When someone asks you “How are you”. You’ll never say “horrible, I’m actually feeling like shit, but thanks for asking”. No, we always come up with the same scripted “fine, how about you?” I wonder why that is. Do we not want them to think we can’t handle things? Or is it just a “I don’t want to bother anyone else with my problems” kind of thing? Either way… sometimes, you just can’t hide you’re not feeling your best. i’m sure we’ve all been in this situation where you feel very bad, and you keep fighting your tears and emotions, but the second someone looks you in the eye and asks “are you okay?”… you just lose it.
The past few years, I have “lost” it about a million times. What exactly has caused this bad period of my life?… I honestly don’t know. I do know that whatever it was resulted in me not being “me”. At all. It affected me in everything I did. There were days were I wouldn’t leave my bed, times where I wouldn’t leave the house for a week and moments where I just burst out into tears in public and wouldn’t stop crying for an hour. During those four years i’ve lost weight, gained weight, then lost it again, gained it again… I’ve been a bigger jojo’er than any celebrity out there. And then I haven’t even mentioned the panic attacks yet. Those little devils always came up when I was finally having a good day. Panic Attacks are hard to understand if you’ve never had them yourself. (And hey, I do understand it’s weird to see someone freak out for no obvious reason, but don’t be a jerk and make fun of them. They’re going through the most horrible 20 minutes of their lives and someone mocking them isn’t going to make them feel any better. Trust me, I know.)

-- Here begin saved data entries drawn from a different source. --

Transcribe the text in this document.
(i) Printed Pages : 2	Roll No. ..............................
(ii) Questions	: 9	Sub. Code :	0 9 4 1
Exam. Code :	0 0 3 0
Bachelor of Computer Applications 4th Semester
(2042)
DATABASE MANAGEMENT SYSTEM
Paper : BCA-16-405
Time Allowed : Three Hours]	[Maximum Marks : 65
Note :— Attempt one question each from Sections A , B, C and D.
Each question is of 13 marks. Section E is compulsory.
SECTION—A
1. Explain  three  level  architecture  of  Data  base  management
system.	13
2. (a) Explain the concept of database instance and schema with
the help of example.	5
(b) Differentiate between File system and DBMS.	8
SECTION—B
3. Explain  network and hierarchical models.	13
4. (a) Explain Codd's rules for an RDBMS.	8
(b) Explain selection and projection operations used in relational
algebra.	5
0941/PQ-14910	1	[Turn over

About a month ago, some things happened that made me crash completely. First, I just felt absolutely numb inside, I couldn’t feel a thing. After that phase… I just collapsed. I picked up old, very bad habits and had three (!) Panic Attacks that week. but then, after having the biggest panic attack i’ve had in years, all alone in a hotel room, 200 kilometers away from my comfort zone, i’d decided enough was enough. It was like I could suddenly see everything so much more clear. I realized nothing and nobody is worth ruining myself. And just like that, I started to feel better. Not only about what happened earlier that month, but about everything that had happened during that shitty time of my life. It was like the very dark clouds in my head just drifted away, and slowly but surely, the sun is coming out. For the first time in forever, I’ve been feeling like myself again. The old, real me is finally back and trust me, “Old, Real Evi” is much more fun than the person i’ve been lately. Obviously, there are still some bumps in the road that I call my life, but I’ve decided not to let them get to me that much anymore. There have been times where I felt so lonely, like I had lost anyone who meant anything to me. Now I realize, that wasn’t true. I am so blessed to have wonderful friends and family, even when I shut them out, didn’t let them get close to me… they were always there for me. Things like the recent Ukraine plane crash make me realize that life is way too short to be anything but happy. That may be a very cliché thing to say, but it couldn’t be more true.
Life can get hard sometimes. it WILL get hard sometimes, but don’t let anything or anyone stop you from chasing your dreams and don’t push away the people who love you. Know that everyone you meet is afraid of something, loves something and has lost something, you are NOT alone, no matter huw much you’ll feel like you are, you’re not. Never ever stop believing it will get better, because I promise you, it will.